Я открыл калитку в железных воротах и шагнул во двор крематория. Из года в год, из месяца в месяц здесь тихо, как на кладбище. Вообще-то крематорий и есть огромное кладбище. Где похоронены тысячи, десятки тысяч покойников. Тысячи, десятки тысяч покойников, целый мир покойников привезли сюда на катафалке, переплавили, разложили по урнам и увезли обратно. Слева построили новое здание для администрации. В кабинете генерального директора прибавилось еще две комнаты. Но с тех пор как дядя стал генеральным директором крематория, ему не до пустяков. В кабинете своем он появляется редко. Пыль на директорском столе такая толстая, что на ней можно иероглифы писать. Иногда дядя приходит проверить счета, забрать деньги и написать несколько иероглифов на пыльном столе. Жизнь. Смерть. Труп. Деньги. И всякие разные другие. Иногда пишет иероглиф — цветы. Пишет — жаркий день, цветы благоухают. Или так — ну и жара. Дядя теперь генеральный директор, поэтому он пишет иероглифы на столе, а после приходит специальный человек и вытирает всю пыль.
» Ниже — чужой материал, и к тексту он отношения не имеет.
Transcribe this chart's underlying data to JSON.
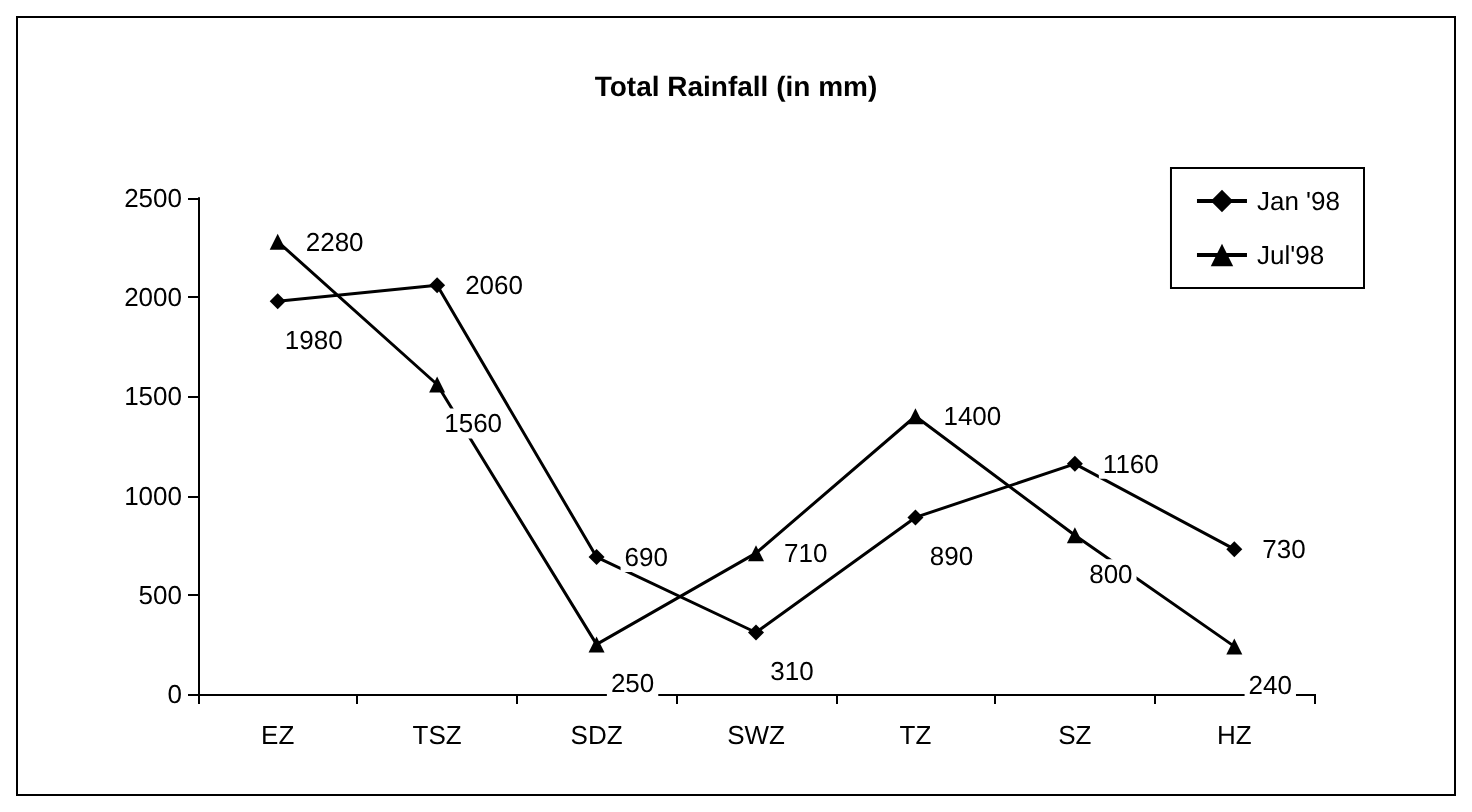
{
  "chart_data": {
    "type": "line",
    "title": "Total Rainfall (in mm)",
    "categories": [
      "EZ",
      "TSZ",
      "SDZ",
      "SWZ",
      "TZ",
      "SZ",
      "HZ"
    ],
    "series": [
      {
        "name": "Jan '98",
        "color": "#000000",
        "marker": "diamond",
        "values": [
          1980,
          2060,
          690,
          310,
          890,
          1160,
          730
        ]
      },
      {
        "name": "Jul'98",
        "color": "#000000",
        "marker": "triangle",
        "values": [
          2280,
          1560,
          250,
          710,
          1400,
          800,
          240
        ]
      }
    ],
    "ylim": [
      0,
      2500
    ],
    "yticks": [
      0,
      500,
      1000,
      1500,
      2000,
      2500
    ],
    "grid": false,
    "legend": "top right",
    "data_labels": true,
    "line_style": "solid"
  }
}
И стол становится чистый, ни пылинки.
Еще в административном здании есть кабинет бухгалтерии. Касса и приемная. А в здании напротив — рабочее общежитие и каптерка. Столовая и кладовая. В кладовой хранится мука, рис и урны с прахом. Когда крематорий только построили, люди без крайней нужды сюда не заглядывали. Теперь заглядывают. Когда крематорий только построили, люди его ненавидели. Теперь перестали. Когда крематорий только построили, люди хотели подстеречь моего дядю и размозжить ему голову кирпичом. Теперь при встрече называют его директором, начальником, господином Шао. Хотят, чтобы прах им выдали получше, побелее. Чтобы кости смололи помельче. Чтобы не пришлось стучать по ним молотком, засовывая в урну. Потому и называют моего дядю генеральным директором. Иногда приглашают выпить или пообедать. Дарят сигареты. Бывает, что покойники выстраиваются в очередь на кремацию, тогда дядя решает, кого сжечь первым. И если хочешь, чтобы твоего покойника сожгли пораньше, нужно сунуть дяде немного денег. Как когда покупаешь билеты на поезд, нужно иметь в кассе знакомого, одноклассника или родственника. Одноклассник или родственник поможет сунуть деньги кому надо.